The pusher engine, usually a 25 hp (18.6 kW) KFM 107ER two-cylinder horizontally opposed two-stroke, is mounted on the upper rear of the pod. Some aircraft have been powered by a 45 hp (31 kW) Rotax 447UL two-cylinder inline two-stroke or a Hirth F23 boxer motor. Just forward is the long, curved canopy over the cockpit, which reaches almost to the nose. The Marco J-5 has side-stick control and instruments mounted above one another on a central vertical panel. Aft of the pod the boom is slender and carries a large butterfly tail with full span control surfaces.

Two undercarriage layouts are available, both using a trailing tailwheel. For optimum performance the Marco J-5 can be built with a glider-type retractable monowheel, using stabilizing wheels mounted in downturned trapezoidal wingtip extensions. Instead, a pair of fixed faired cantilever-mounted wheels sprung out from the fuselage pod can be used.

The J-5 Marco first flew on 30 October 1983.
The most likely last J-5 to be built is currently under construction in Germany.

==Operational history==
The kits for the J-5 Marco were originally produced at the Marko-Elektronic Factory in Łódź, Poland, where an aircraft branch was established for the purpose. By about 1990 this division was known as Alpha and relocated to Kraków. In the same year Aviation Farm Ltd in Poland bought a licence to produce assembled aircraft. Distribution agencies were established in Germany (Hewa-Technics, who produced both kits and complete aircraft) and in the USA (Alpha/USA).

Six J-5 Marcos were registered in the US, one in the UK and eight in the rest of Europe (west of Russia). By 1996, Aviation Farm had delivered 20 complete aircraft and had another 29 on order.

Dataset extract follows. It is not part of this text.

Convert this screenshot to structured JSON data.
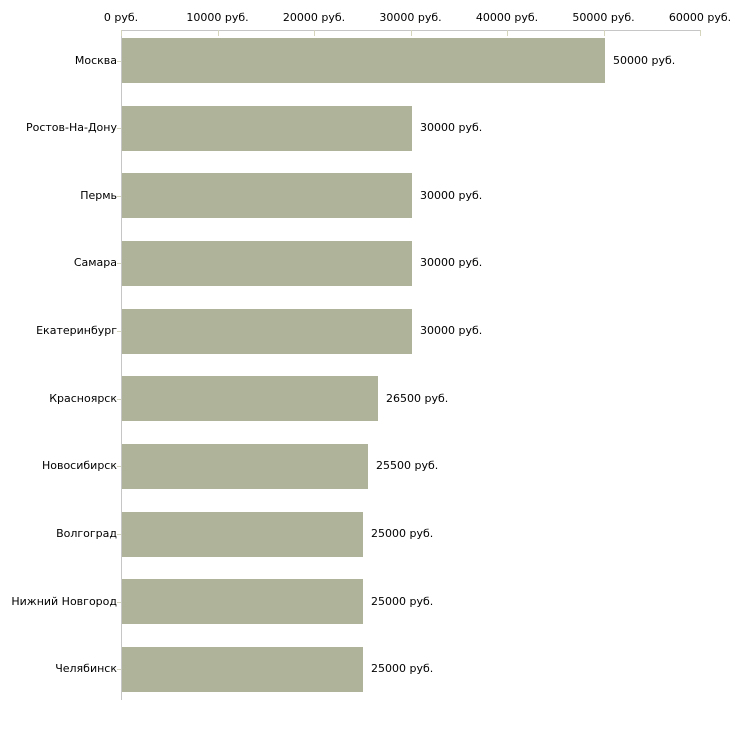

Alain Flottard's French registered J-5 F-WZUE set several FAI class C-1a/0 records in 1990–1, most of which still stand.

==Variants==
Aviation Farm marketed or planned two variants in addition to the mono- and conventional undercarriage versions noted above:

- J-5 BAL
  Carrying a thermal imaging camera for military use.
- J-5 bis
  48.5 kW (65 hp) Walter M202 two-stroke engine.

- BAE HERTI-D
  A J-5 Marco was used by BAE Systems as the basis of this early UAV or drone. It was a standard monowheel J-5 with a small turbojet engine replacing the flat two-stroke. The canopy was replaced with a moulding of similar shape but with an engine air intake in its upper part. Later BAE UAVs were based on the larger J-6 Fregata.